Happy March! I hope you’re slowly thawing out, wherever you are. As for me, I’m still freezing. My warm, South Carolina-raised blood is just not used to snow living on the ground for weeks at a time.
I don’t know if it’s the cold weather, being trapped in the house with the kids for days on end or just me justifying yet another ridiculous habit, but lately I’ve really been into deep-frying. I love emptying an entire jug of glistening canola oil, glug by glug, into my cast-iron pot with deep sides that work especially well for containing splatters. While heating the oil slowly, I batter whatever it is that I’m frying — chicken wings, oysters, dough — and lay it out lovingly with one of my spider skimmers and a paper towel-lined platter. I love dropping drippy battered and breaded lumps into 350-degree oil and watching as they emerge, golden-brown, triumphant and shimmering with hot oil. Try it. I challenge you to find something that will make you more proud than deep-frying something well. I know, it should be kids, career, personal milestones. Yada, yada, yada. Go deep fry!

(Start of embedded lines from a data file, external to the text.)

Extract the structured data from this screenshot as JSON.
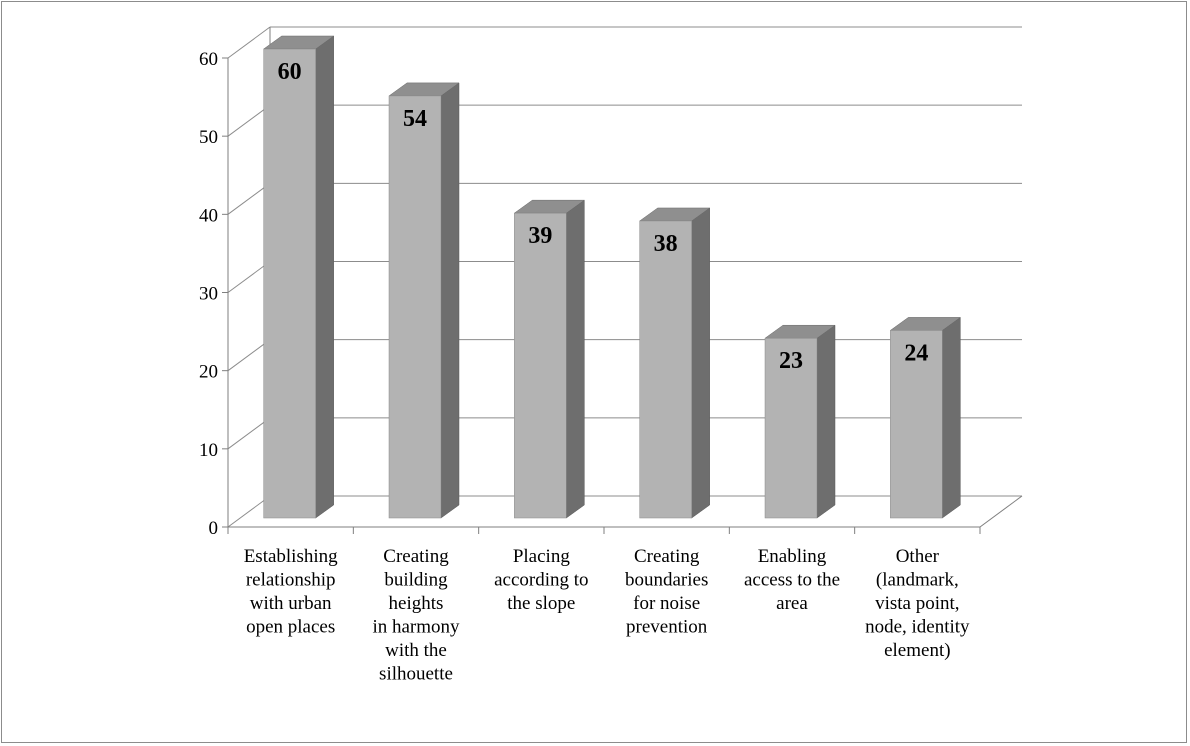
{
  "chart_data": {
    "type": "bar",
    "style": "3d-column",
    "title": "",
    "xlabel": "",
    "ylabel": "",
    "ylim": [
      0,
      60
    ],
    "yticks": [
      "0",
      "10",
      "20",
      "30",
      "40",
      "50",
      "60"
    ],
    "grid": true,
    "legend": "none",
    "categories": [
      [
        "Establishing",
        "relationship",
        "with urban",
        "open places"
      ],
      [
        "Creating",
        "building",
        "heights",
        "in harmony",
        "with the",
        "silhouette"
      ],
      [
        "Placing",
        "according to",
        "the slope"
      ],
      [
        "Creating",
        "boundaries",
        "for noise",
        "prevention"
      ],
      [
        "Enabling",
        "access to the",
        "area"
      ],
      [
        "Other",
        "(landmark,",
        "vista point,",
        "node, identity",
        "element)"
      ]
    ],
    "values": [
      60,
      54,
      39,
      38,
      23,
      24
    ],
    "data_labels": [
      "60",
      "54",
      "39",
      "38",
      "23",
      "24"
    ],
    "colors": {
      "bar_front": "#b3b3b3",
      "bar_side": "#6e6e6e",
      "bar_top": "#8f8f8f",
      "grid": "#8c8c8c",
      "axis": "#7f7f7f"
    }
  }
}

One deep-fried food that the DC area has a good foothold on is Korean fried chicken. When we lived in the city years ago, we’d trek out to Annandale on the weekends for a Bonchon chicken fix. We haven’t had a chance to rediscover Korean fried chicken since moving back (too many things to eat, which is a very good problem to have), so instead the other day I tried this excellent recipe from Saveur magazine. It’s a fantastic starting point for Korean fried chicken in that namely it requires that you double-fry the chicken wings (which then begs the question of what else can be double deep-fried). I used a Vietnamese hot chili garlic paste instead of Korean, only because it’s what I had on hand and I didn’t want to add yet another hot sauce to our refrigerator (we seriously have, like 8 bottles open at any one time) if the recipe didn’t work out in my favor.
As it turns out, these wings are lip-tingling tasty. The chili sauce, which is mixed with loads of garlic, honey, ginger, rice vinegar and soy sauce, is best when it’s smeared all over the wings. There’s nothing neat or clean about eating them, and the best part is licking off the dribbles of sauce that stick on your fingers after you crunch down into a juicy wing. The hubby is a chicken wing fanatic, and he immediately ordered a batch of these wings for our next TV-watching night.

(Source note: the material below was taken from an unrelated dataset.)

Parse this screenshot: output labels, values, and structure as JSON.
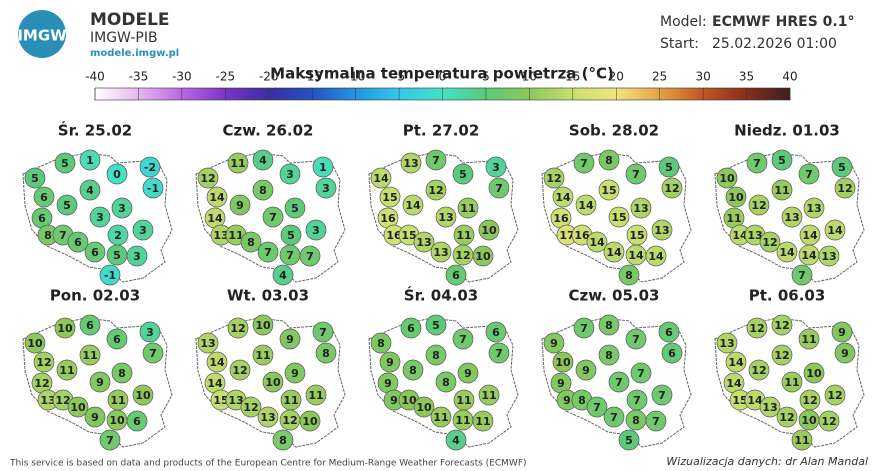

“Don’t you mean the next time there’s like, a big game on or something?” I asked.
“What big game?”
“I don’t know. Whatever game there is for whatever sport is on next.”
“What sport? What game? I spend all of my time doing laundry or holding foods in weird positions so you can photograph them.”

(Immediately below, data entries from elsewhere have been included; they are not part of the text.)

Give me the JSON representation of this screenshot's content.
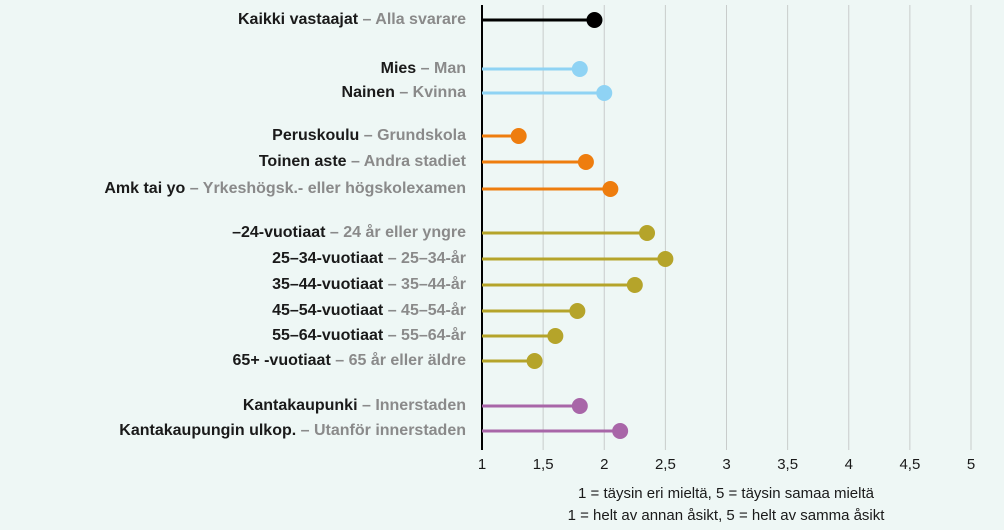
{
  "chart_data": {
    "type": "lollipop",
    "groups": [
      {
        "color": "#000000",
        "categories": [
          {
            "fi": "Kaikki vastaajat",
            "sv": "– Alla svarare"
          }
        ],
        "values": [
          1.92
        ]
      },
      {
        "color": "#8fd3f4",
        "categories": [
          {
            "fi": "Mies",
            "sv": "– Man"
          },
          {
            "fi": "Nainen",
            "sv": "– Kvinna"
          }
        ],
        "values": [
          1.8,
          2.0
        ]
      },
      {
        "color": "#ee7d0e",
        "categories": [
          {
            "fi": "Peruskoulu",
            "sv": "– Grundskola"
          },
          {
            "fi": "Toinen aste",
            "sv": "– Andra stadiet"
          },
          {
            "fi": "Amk tai yo",
            "sv": "– Yrkeshögsk.- eller högskolexamen"
          }
        ],
        "values": [
          1.3,
          1.85,
          2.05
        ]
      },
      {
        "color": "#b5a42a",
        "categories": [
          {
            "fi": "–24-vuotiaat",
            "sv": "– 24 år eller yngre"
          },
          {
            "fi": "25–34-vuotiaat",
            "sv": "– 25–34-år"
          },
          {
            "fi": "35–44-vuotiaat",
            "sv": "– 35–44-år"
          },
          {
            "fi": "45–54-vuotiaat",
            "sv": "– 45–54-år"
          },
          {
            "fi": "55–64-vuotiaat",
            "sv": "– 55–64-år"
          },
          {
            "fi": "65+ -vuotiaat",
            "sv": "– 65 år eller äldre"
          }
        ],
        "values": [
          2.35,
          2.5,
          2.25,
          1.78,
          1.6,
          1.43
        ]
      },
      {
        "color": "#a866a8",
        "categories": [
          {
            "fi": "Kantakaupunki",
            "sv": "– Innerstaden"
          },
          {
            "fi": "Kantakaupungin ulkop.",
            "sv": "– Utanför innerstaden"
          }
        ],
        "values": [
          1.8,
          2.13
        ]
      }
    ],
    "xlim": [
      1,
      5
    ],
    "xticks": [
      1,
      {
        "value": 1.5,
        "label": "1,5"
      },
      2,
      {
        "value": 2.5,
        "label": "2,5"
      },
      3,
      {
        "value": 3.5,
        "label": "3,5"
      },
      4,
      {
        "value": 4.5,
        "label": "4,5"
      },
      5
    ],
    "grid": true,
    "footnotes": [
      "1 = täysin eri mieltä, 5 = täysin samaa mieltä",
      "1 = helt av annan åsikt, 5 = helt av samma åsikt"
    ]
  }
}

“Oh, right. Well do you want to watch a game sometime? I can keep the kids busy so you can do that…”
“No! I just want more chicken wings.”
My poor guy. He can’t even get a bucket of chicken wings so that he can sit in front of the TV navel-gazing without getting the third degree from his woman.
Guess I’d better go fire up that oil again.
- Canola oil, for frying
- Deep fry thermometer (very important)
- 8 cloves garlic
- 1 (2½") piece fresh ginger, peeled and grated
- 6 tablespoons soy sauce
- 6 tablespoons chili garlic paste (Huey Fong or similar)
- 3 tablespoons rice vinegar
- 2 tablespoons toasted sesame oil
- 2 tablespoons honey
- 1⅓ cups flour
- 2 tablespoons cornstarch
- 1⅓ cup water
- 2½ lbs chicken wings
- Pour canola oil into a heavy-bottomed, deep pot so that the oil comes up at least 2 inches up the sides of the pot. Heat oil over medium or medium-high heat until the temperature reaches 350 degrees (note: do not deep fry without a thermometer. It will be disastrous.)
- While oil is heating, rinse chicken wings and pat very dry with paper towels.
- In a large bowl, stir together garlic, ginger, soy sauce, chili garlic paste, rice vinegar, sesame oil, and honey.
- In a 9x9 glass dish or other flat bowl, stir together water, flour and cornstarch until it forms a thick batter. Dip chicken wings, one at a time, in batter and immediately place in oil to fry in batches (4-6 at a time). Fry for 6-8 minutes until just slightly crisped. Remove from heat and repeat with other wings, one batch at a time.
- Once all of the wings have been fried once, strain large bits from the oil with a spider skimmer and return the oil to 350 degrees.
- Re-fry all of the chicken wings in batches until golden brown, approximately 6-8 minutes.
- Toss wings in sauce and serve immediately. Use leftover sauce for extra dipping.